Pancreatic ductal adenocarcinoma is characterized by a three-dimensional (3D) tumor microenvironment devoid of oxygen and nutrients but enriched in extracellular matrix, which acts as a physical and chemical barrier. In 3D, cancer cells reprogram their metabolic pathways in ways that help them survive hostile conditions. However, little is known about the metabolic phenotypes of cancer cells in 3D and the intrinsic cues that modulate them. We found that Cxcl5 deletion restricted pancreatic tumor growth in a 3D spheroid-in-Matrigel culture system without affecting cancer cell growth in 2D culture.
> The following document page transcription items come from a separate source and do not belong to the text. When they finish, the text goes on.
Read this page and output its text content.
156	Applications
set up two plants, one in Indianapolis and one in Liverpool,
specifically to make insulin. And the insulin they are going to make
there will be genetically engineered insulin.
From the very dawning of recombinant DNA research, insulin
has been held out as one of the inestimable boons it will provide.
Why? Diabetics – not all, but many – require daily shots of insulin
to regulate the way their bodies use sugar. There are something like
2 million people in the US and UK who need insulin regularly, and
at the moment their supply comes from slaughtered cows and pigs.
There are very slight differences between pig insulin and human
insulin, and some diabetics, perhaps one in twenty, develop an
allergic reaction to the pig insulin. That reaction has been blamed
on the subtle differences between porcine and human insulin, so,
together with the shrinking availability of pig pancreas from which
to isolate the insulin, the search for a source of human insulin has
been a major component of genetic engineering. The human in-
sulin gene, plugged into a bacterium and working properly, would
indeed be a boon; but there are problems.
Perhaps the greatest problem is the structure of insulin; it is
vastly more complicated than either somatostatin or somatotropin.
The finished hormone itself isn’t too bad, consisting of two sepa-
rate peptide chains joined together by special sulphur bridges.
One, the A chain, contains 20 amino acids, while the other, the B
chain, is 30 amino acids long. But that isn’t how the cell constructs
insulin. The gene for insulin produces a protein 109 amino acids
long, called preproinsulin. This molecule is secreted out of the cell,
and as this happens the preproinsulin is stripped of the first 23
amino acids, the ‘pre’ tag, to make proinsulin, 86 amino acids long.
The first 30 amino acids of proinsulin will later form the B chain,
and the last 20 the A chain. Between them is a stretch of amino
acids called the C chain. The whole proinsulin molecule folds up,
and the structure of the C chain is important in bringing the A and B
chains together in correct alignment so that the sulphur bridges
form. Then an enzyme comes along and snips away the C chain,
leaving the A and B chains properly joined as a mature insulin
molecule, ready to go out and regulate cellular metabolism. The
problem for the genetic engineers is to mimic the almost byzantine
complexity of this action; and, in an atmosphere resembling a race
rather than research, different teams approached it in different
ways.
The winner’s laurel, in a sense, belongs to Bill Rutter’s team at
Cxcl5 deletion impaired 3D-specific global metabolic reprogramming, resistance to hypoxia-induced cell death, and upregulation of Hif1α and Myc. Overexpression of Hif1α and Myc, however, effectively restored 3D culture-induced metabolic reconfiguration, growth, redox homeostasis, and mitochondrial function in Cxcl5 cells, reducing ferroptosis. We also found that pancreatic cancer patients with higher expression of hypoxia and metabolism-related genes whose expression is well-correlated with CXCL5 generally have poorer prognosis. Together, our findings identify an unanticipated role of Cxcl5 in orchestrating the cancer metabolic reprogramming in 3D culture that is required for energy and biomass maintenance and that restricts oxidative cell death. Thus, our results provide a rationale for targeting CXCL5 as a promising therapeutic strategy.